Ms Bullock commented: “The energy price impacts didn’t hit us the same as other countries, but we also saw electricity and fuel prices rise sharply.

“As these supply-side effects wane, headline inflation will come down and we are already observing this. But in the background, there has been a solid demand-driven component to inflation.

“This shift from mainly supply-driven to mainly demand-driven inflation has been a part of our inflation outlook for some time.”

Despite seeing the supply-side inflation decline, she also warned that it would not necessarily be a quick fix to ensure the nation can return to below the 3 per cent inflation target.

“An important implication of this homegrown and demand-driven component to inflation is that getting inflation back to target will take time,” Ms Bullock declared.

“It only took three-quarters for inflation to fall from 8 per cent to 5.5 per cent as the supply-side issues eased and there is some more to go there.

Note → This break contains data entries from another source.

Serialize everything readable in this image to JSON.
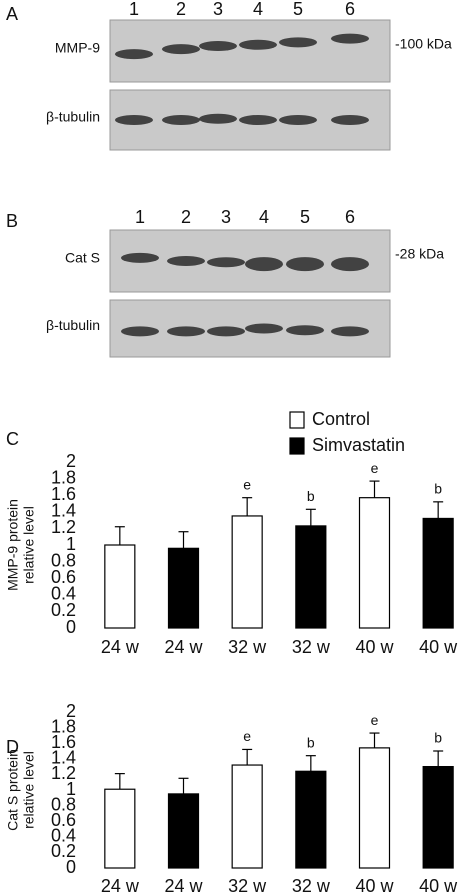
{
  "panels": [
    {
      "label": "A",
      "lanes": [
        "1",
        "2",
        "3",
        "4",
        "5",
        "6"
      ],
      "rows": [
        {
          "name": "MMP-9",
          "marker": "-100 kDa"
        },
        {
          "name": "β-tubulin"
        }
      ]
    },
    {
      "label": "B",
      "lanes": [
        "1",
        "2",
        "3",
        "4",
        "5",
        "6"
      ],
      "rows": [
        {
          "name": "Cat S",
          "marker": "-28 kDa"
        },
        {
          "name": "β-tubulin"
        }
      ]
    }
  ],
  "chart_data": [
    {
      "type": "bar",
      "panel": "C",
      "ylabel": [
        "MMP-9 protein",
        "relative level"
      ],
      "categories": [
        "24 w",
        "24 w",
        "32 w",
        "32 w",
        "40 w",
        "40 w"
      ],
      "series": [
        {
          "name": "Control",
          "color": "#ffffff",
          "values": [
            1.0,
            null,
            1.35,
            null,
            1.57,
            null
          ],
          "errors": [
            0.22,
            null,
            0.22,
            null,
            0.2,
            null
          ]
        },
        {
          "name": "Simvastatin",
          "color": "#000000",
          "values": [
            null,
            0.96,
            null,
            1.23,
            null,
            1.32
          ],
          "errors": [
            null,
            0.2,
            null,
            0.2,
            null,
            0.2
          ]
        }
      ],
      "annotations": [
        null,
        null,
        "e",
        "b",
        "e",
        "b"
      ],
      "ylim": [
        0,
        2
      ],
      "yticks": [
        0,
        0.2,
        0.4,
        0.6,
        0.8,
        1,
        1.2,
        1.4,
        1.6,
        1.8,
        2
      ],
      "legend": "top-right"
    },
    {
      "type": "bar",
      "panel": "D",
      "ylabel": [
        "Cat S protein",
        "relative level"
      ],
      "categories": [
        "24 w",
        "24 w",
        "32 w",
        "32 w",
        "40 w",
        "40 w"
      ],
      "series": [
        {
          "name": "Control",
          "color": "#ffffff",
          "values": [
            1.01,
            null,
            1.32,
            null,
            1.54,
            null
          ],
          "errors": [
            0.2,
            null,
            0.2,
            null,
            0.19,
            null
          ]
        },
        {
          "name": "Simvastatin",
          "color": "#000000",
          "values": [
            null,
            0.95,
            null,
            1.24,
            null,
            1.3
          ],
          "errors": [
            null,
            0.2,
            null,
            0.2,
            null,
            0.2
          ]
        }
      ],
      "annotations": [
        null,
        null,
        "e",
        "b",
        "e",
        "b"
      ],
      "ylim": [
        0,
        2
      ],
      "yticks": [
        0,
        0.2,
        0.4,
        0.6,
        0.8,
        1,
        1.2,
        1.4,
        1.6,
        1.8,
        2
      ]
    }
  ]
}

“But we expect it to take another two years for inflation to fall that much again and move below 3 per cent. This is because much of the remaining task of bringing inflation back to target will require bringing aggregate demand and aggregate supply into closer alignment.

“I also know that interest rate rises are squeezing the finances of households with a mortgage. But while the board recognises there is a wide diversity of experience, the bank’s statutory objectives are economy-wide outcomes and our key tool – the interest rate – is a blunt one.”